Does Christ ask us to wait for permission to answer that calling? No! He says “YOU give them something to eat.” Florence Li Tim-Oi seems to have taken that verse seriously.
Does Christ ever ask us to wait for permission to assert and organize and protest in defense of the dignity of every human being? No.
How desperately our church and our world need this kind of leadership right now. The kind of leadership that does not wait for permission to serve. The kind of leadership anchored in a deep spiritual endurance that does not seek titles and accolades but justice and mercy in action.
There’s always something deeper for me in this reading from Galatians, that has very much to do with both the life of Florence Li Tim-Oi and the moment we, as trans and nonbinary and two-spirit faith leaders find ourselves. I find something much more radical and disruptive here than Christ superficially erasing our differences. We have been trained to read “in Christ there is neither slave nor free” as if that pointed to individual friendship between the enslaved and those who hold them in captivity. This is a heretical interpretation.

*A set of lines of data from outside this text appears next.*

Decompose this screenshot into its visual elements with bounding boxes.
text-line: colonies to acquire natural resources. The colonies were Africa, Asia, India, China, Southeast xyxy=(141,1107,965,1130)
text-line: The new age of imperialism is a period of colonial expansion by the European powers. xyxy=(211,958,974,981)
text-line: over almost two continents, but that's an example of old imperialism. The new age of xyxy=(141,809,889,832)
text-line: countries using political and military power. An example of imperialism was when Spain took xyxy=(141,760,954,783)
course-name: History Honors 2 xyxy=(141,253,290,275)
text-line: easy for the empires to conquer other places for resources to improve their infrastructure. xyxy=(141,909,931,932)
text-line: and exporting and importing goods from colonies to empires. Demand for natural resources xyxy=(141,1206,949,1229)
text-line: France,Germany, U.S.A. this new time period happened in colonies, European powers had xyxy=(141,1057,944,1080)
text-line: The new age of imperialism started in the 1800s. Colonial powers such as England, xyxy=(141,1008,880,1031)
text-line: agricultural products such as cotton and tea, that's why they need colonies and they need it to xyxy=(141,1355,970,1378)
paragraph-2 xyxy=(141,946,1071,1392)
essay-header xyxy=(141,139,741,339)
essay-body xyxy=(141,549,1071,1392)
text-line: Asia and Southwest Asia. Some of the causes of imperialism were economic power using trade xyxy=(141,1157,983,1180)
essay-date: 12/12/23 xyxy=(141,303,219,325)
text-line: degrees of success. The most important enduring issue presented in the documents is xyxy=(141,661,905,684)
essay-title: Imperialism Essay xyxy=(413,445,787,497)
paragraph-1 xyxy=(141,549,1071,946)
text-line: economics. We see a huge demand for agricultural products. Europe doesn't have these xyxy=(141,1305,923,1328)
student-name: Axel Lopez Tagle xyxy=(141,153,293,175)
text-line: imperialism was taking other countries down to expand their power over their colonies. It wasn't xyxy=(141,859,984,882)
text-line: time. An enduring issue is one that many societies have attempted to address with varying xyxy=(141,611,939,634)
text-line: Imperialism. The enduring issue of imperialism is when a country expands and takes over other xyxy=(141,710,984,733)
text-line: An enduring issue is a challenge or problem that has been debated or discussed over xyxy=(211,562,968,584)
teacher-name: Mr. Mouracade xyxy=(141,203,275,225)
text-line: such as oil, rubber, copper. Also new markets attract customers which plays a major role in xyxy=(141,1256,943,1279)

In Christ there is neither slave nor free because Jesus Christ destroys the institution of slavery. Because Jesus Christ destroys all hierarchies of human worth. And wherever systems of oppression are being toppled, Jesus Christ rises again. “In Christ there is no longer male nor female” means that Jesus Christ commands us, in this world, to upend every soundbyte and policy and false teaching that dehumanizes anyone on the basis of gender.
So how does our community fit in here?
To what kind of leadership do we aspire, as trans, nonbinary and two spirit people?
Beloved in Christ: It will be so beautiful when one of us here becomes a bishop someday—I promise you, it is coming, and I will weep in praise on that day. But I want us to consider very seriously whether that is God’s highest calling—for us or ANY of the faithful in this moment?
And I mean no shade to bishops. God can use anyone, God can still use a bishop—Bishop Ronald Hall, who ordained St. Florence Tim Li-Oi, was no slouch himself. His ministry had a reputation, in the more colonial corners of the church, for being too anti-English, too pro-Chinese, too much of a communist sympathizer in his commitment to the poor. But even he didn’t think women should be ordained.
And yet there she was, right where God placed her.
And yet here we are, right where God has placed us.
Placed us to see so clearly through the present distortions of these powers and principalities, this spiritual wickedness in high places. Because many of us as trans people already have the memory in our bones, in our flesh and blood, of what it’s like to wake up to hell every day, to be told that our only option is to continue living in hell, and yet refuse to accept that. We already have practice in trusting and knowing in our bodies that in fact, God’s wildest dream for us is always in reach. And we know how to keep reaching.
How badly do all of God’s children need to be led toward that kind of hope right now? To be led through danger and fear and cruelty and oppression, and drawn toward beloved community and feeding one another and good news for the poor again and again and again?
Don’t give up hope. We were made for these times. We are the leaders we need right now. We are the saints we need right now.